Through collective bargaining, many unions, like the powerful Service Employees International Union (SEIU), have since agreed to contribute more towards their pensions. And in 2012, Governor Brown passed the Public Employees' Pension Reform Act (PEPRA), which increased retirement ages and the contributions that employers and employees would have to make. But, while it’s certainly a cause for concern, unfunded pensions are not unique to California. In fact, as of 2016, about 25 states-including right-to-work states such as Kentucky, Michigan and Arizona- have public pensions that are “less” funded than California’s. Illinois’ were only 36% funded. And even among developed nations, the lack of adequate funding for these costly benefits is not uncommon.

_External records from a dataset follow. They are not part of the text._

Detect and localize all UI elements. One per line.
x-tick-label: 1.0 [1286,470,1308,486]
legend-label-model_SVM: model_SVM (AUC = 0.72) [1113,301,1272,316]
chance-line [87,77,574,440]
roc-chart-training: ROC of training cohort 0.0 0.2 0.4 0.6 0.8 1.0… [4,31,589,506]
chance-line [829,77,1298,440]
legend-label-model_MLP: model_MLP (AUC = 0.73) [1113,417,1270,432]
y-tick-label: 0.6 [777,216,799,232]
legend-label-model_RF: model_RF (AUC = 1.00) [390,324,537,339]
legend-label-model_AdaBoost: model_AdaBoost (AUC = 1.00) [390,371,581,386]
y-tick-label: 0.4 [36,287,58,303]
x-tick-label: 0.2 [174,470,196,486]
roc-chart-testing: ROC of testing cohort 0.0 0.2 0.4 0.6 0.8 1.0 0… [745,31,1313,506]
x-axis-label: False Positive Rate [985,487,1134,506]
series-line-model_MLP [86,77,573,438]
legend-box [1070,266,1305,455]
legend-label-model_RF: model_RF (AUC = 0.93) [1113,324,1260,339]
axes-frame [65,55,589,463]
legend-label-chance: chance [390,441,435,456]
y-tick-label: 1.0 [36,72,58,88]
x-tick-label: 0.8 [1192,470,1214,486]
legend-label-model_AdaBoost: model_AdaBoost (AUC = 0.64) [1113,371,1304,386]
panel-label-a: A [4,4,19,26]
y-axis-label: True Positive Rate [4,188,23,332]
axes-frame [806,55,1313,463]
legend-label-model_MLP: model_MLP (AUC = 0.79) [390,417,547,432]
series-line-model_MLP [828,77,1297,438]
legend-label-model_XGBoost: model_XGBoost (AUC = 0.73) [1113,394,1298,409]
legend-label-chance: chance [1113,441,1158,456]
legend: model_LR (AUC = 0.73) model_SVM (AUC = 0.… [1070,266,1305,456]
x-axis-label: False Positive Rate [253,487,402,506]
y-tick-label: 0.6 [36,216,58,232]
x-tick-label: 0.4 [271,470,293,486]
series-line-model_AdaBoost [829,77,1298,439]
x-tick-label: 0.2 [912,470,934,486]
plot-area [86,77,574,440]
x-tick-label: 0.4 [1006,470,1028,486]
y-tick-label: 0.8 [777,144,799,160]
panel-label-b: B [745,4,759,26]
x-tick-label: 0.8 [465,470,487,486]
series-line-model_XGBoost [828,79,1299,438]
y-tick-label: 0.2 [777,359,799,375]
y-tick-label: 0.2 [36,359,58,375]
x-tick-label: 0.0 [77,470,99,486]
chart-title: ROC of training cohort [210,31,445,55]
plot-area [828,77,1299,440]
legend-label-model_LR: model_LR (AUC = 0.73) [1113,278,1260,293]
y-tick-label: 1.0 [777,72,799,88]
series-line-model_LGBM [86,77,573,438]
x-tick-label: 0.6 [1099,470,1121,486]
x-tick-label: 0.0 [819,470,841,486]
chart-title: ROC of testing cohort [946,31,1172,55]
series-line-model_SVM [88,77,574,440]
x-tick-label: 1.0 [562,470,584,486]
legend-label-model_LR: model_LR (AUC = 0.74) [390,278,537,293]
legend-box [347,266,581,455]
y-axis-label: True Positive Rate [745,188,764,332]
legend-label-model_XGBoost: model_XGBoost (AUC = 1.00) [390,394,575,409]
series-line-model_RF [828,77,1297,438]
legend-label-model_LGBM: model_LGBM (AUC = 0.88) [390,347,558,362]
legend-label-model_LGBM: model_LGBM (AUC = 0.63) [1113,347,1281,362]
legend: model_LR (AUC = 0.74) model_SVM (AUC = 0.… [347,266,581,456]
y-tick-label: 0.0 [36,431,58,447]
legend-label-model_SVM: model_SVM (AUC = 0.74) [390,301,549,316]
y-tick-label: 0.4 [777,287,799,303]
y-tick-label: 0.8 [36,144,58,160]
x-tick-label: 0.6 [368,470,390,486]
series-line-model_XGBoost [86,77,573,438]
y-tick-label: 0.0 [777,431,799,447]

In addition to footing a hefty bill for retirees’ income, however, some Californians are also skeptical of the unions’ heavy political influence through statewide lobbying. The 3 biggest spenders among public sector unions between 2017 and 2018 were the California Teachers Association, Peace Officers Research Association (PORAC) and the California School Employees Association, shelling out $7.1 million combined (the Service Employees International Union spent a whopping $8.2 million in the state, although they are comprised of both public and private sector workers). And while they’ve supported hundreds of policies, unions like PORAC and the California Correctional Peace Officers Association (CCPOA) have also been staunch opponents of propositions that would’ve likely decreased incarceration rates, such as Prop 5 or Prop 64. They also backed the 1994 Three Strikes Law, which largely resulted in a prison overcrowding issue later condemned by the Supreme Court.
But, according to Smith, if lobbying expenditures are a concern, we should instead shift our attention to corporate influence, since they vastly outspend unions. Together, Pacific Gas & Electric (PG & E) and Chevron spent approximately $10 million more on lobbying expenditures within California between 2017 and 2018 than SEIU, California Teachers Association, PORAC and the School Employees Association combined.
“We could never match [corporations] dollar for dollar. We can’t devote those resources,” Smith mentioned.
But even with less revenue, membership and an impactful Supreme Court decision, it doesn't necessarily mean their influence is waning, particularly in California. After all, the industry gave more than $1.2 million to back Governor Gavin Newsom during his campaign, and nationally, public sector unions have given 91% of their political donations to Democrats since 1990, on average.
And after the most recent election, Smith thinks California is actually in a pretty good position to protect public workers, despite the court ruling.
“The governor yields great power to determine the future of those in the public sector. With Jerry Brown serving 2 terms and now having Newson, this is the first time we’ve had back to back Democratic governors in a long time,” he said.
Since the rights of organized labor have become particularly partisan over the past several decades, it should come as no surprise that California’s public sector unions are not going anywhere anytime soon.